Wednesday, February 01, 2006

Somebody's gonna have to explain it to me

I'm not sure what it means.

The official story:

Sheehan, whose son was killed in Iraq, opened her jacket to reveal a T-shirt that, according to a supporter, gave the number of U.S. war dead and sked, "How many more?"

She was also vocal, said U.S. Capitol Police Chief Terrance W. Gainer, and after she ignored instructions to close her jacket and quiet down, she was led out and arrested. Demonstrating in the House gallery is prohibited.
And note the rest of the article goes on to talk about very vocal protests outside the Capitol, protests Ms. Sheehan as not connected to.

Ms. Sheehan's story:

I had just sat down and I was warm from climbing 3 flights of stairs back up from the bathroom so I unzipped my jacket. I turned to the right to take my left arm out, when the same officer saw my shirt and yelled; "Protester." He then ran over to me, hauled me out of my seat and roughly (with my hands behind my back) shoved me up the stairs. I said something like "I'm going, do you have to be so rough?" By the way, his name is Mike Weight.

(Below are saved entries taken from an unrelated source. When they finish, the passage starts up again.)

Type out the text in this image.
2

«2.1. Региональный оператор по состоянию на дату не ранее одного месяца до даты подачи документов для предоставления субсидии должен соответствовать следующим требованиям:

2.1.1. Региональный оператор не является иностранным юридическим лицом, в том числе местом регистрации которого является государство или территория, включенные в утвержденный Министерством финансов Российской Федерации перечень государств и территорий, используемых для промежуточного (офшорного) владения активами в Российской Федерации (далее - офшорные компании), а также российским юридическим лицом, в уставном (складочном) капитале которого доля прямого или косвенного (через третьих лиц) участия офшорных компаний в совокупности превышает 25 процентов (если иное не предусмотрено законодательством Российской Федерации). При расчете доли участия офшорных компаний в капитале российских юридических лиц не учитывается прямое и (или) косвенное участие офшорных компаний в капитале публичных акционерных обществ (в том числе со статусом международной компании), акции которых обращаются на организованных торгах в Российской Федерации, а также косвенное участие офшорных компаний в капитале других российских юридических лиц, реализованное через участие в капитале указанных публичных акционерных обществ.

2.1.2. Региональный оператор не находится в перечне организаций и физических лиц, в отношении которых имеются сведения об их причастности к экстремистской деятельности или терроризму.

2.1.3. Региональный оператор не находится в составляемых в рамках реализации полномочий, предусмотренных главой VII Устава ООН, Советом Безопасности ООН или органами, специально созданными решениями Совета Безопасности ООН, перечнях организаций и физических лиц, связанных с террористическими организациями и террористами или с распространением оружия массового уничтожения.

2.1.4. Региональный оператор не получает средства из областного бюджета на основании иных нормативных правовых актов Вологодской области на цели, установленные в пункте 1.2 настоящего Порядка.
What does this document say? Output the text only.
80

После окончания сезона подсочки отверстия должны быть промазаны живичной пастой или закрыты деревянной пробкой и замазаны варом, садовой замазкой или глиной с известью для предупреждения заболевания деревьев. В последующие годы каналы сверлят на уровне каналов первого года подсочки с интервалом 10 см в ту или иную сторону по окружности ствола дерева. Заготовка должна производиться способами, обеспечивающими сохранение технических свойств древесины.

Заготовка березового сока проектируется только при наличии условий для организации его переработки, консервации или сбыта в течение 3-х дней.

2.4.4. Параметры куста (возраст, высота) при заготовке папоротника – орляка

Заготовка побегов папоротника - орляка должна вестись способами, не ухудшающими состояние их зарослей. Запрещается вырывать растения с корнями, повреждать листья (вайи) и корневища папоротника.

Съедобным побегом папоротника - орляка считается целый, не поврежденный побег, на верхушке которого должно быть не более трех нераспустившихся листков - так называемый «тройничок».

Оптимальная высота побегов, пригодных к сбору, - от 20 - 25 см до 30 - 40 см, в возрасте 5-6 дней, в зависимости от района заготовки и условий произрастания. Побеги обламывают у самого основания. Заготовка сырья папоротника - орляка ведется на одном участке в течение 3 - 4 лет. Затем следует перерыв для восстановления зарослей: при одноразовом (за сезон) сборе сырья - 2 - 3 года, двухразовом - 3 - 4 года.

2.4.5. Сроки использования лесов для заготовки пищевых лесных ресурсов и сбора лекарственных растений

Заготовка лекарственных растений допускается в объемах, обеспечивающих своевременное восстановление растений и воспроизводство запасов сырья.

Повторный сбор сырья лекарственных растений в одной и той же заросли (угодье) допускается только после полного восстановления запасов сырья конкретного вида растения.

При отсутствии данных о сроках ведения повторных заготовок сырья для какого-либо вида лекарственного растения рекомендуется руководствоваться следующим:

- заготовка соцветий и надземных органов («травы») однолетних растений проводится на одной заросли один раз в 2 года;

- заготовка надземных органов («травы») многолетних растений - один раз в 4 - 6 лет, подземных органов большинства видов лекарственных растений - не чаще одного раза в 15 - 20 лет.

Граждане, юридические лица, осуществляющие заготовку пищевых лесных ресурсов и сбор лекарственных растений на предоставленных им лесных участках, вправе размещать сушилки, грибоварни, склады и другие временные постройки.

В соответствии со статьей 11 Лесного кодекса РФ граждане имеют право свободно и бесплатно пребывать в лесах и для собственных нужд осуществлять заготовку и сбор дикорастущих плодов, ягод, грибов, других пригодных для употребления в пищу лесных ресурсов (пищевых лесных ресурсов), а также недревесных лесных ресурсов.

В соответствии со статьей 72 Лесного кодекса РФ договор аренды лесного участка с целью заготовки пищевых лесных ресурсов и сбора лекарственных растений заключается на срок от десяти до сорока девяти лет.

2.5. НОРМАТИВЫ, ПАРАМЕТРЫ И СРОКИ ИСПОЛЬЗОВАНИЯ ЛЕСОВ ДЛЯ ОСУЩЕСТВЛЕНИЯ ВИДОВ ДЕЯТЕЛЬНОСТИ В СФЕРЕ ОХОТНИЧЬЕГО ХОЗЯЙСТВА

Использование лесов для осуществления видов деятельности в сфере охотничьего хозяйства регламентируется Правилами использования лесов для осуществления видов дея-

The officer ran with me to the elevators yelling at everyone to move out of the way. When we got to the elevators, he cuffed me and took me outside to await a squad car. On the way out, someone behind me said, "That's Cindy Sheehan." At which point the officer who arrested me said: "Take these steps slowly." I said, "You didn't care about being careful when you were dragging me up the other steps." He said, "That's because you were protesting." Wow, I get hauled out of the People's House because I was, "Protesting."

I was never told that I couldn't wear that shirt into the Congress. I was never asked to take it off or zip my jacket back up. If I had been asked to do any of those things...I would have, and written about the suppression of my freedom of speech later. I was immediately, and roughly (I have the bruises and muscle spasms to prove it) hauled off and arrested for "unlawful conduct."
Hmm.....

Well, Ms. Sheehan's side of the story is being noticed. And apparently someone else was ejected for wearing a T-shirt with words on it. Even if it is even-handed, it seems unnecessary, if not downright unconsitutional. No mention of Ms. Sheehan shouting in this account.

Nor, apparently, was Ms. Young arrested. One has to wonder why.

Yet another update: Glenn Greenwald points out that the regulations of the U.S. Capitol Police Board expressly exclude "merely wearing Tee shirts, buttons or other similar articles of apparel that convey a message. Traffic Regulations for the Capitol Grounds, § 158" as grounds for violating the applicable statute, which reads in relevant part (as the lawyers love to say): "It shall be unlawful for any person or group of persons wilfully and knowingly . . . to parade, demonstrate or picket within any Capitol Building." 140 U.S.C. § 193(f)(b)(7).

I think that arrest is on very thin ice, indeed. And it won't help the GOP's image one bit, since they control the Congress, and this happened at Bush's speech.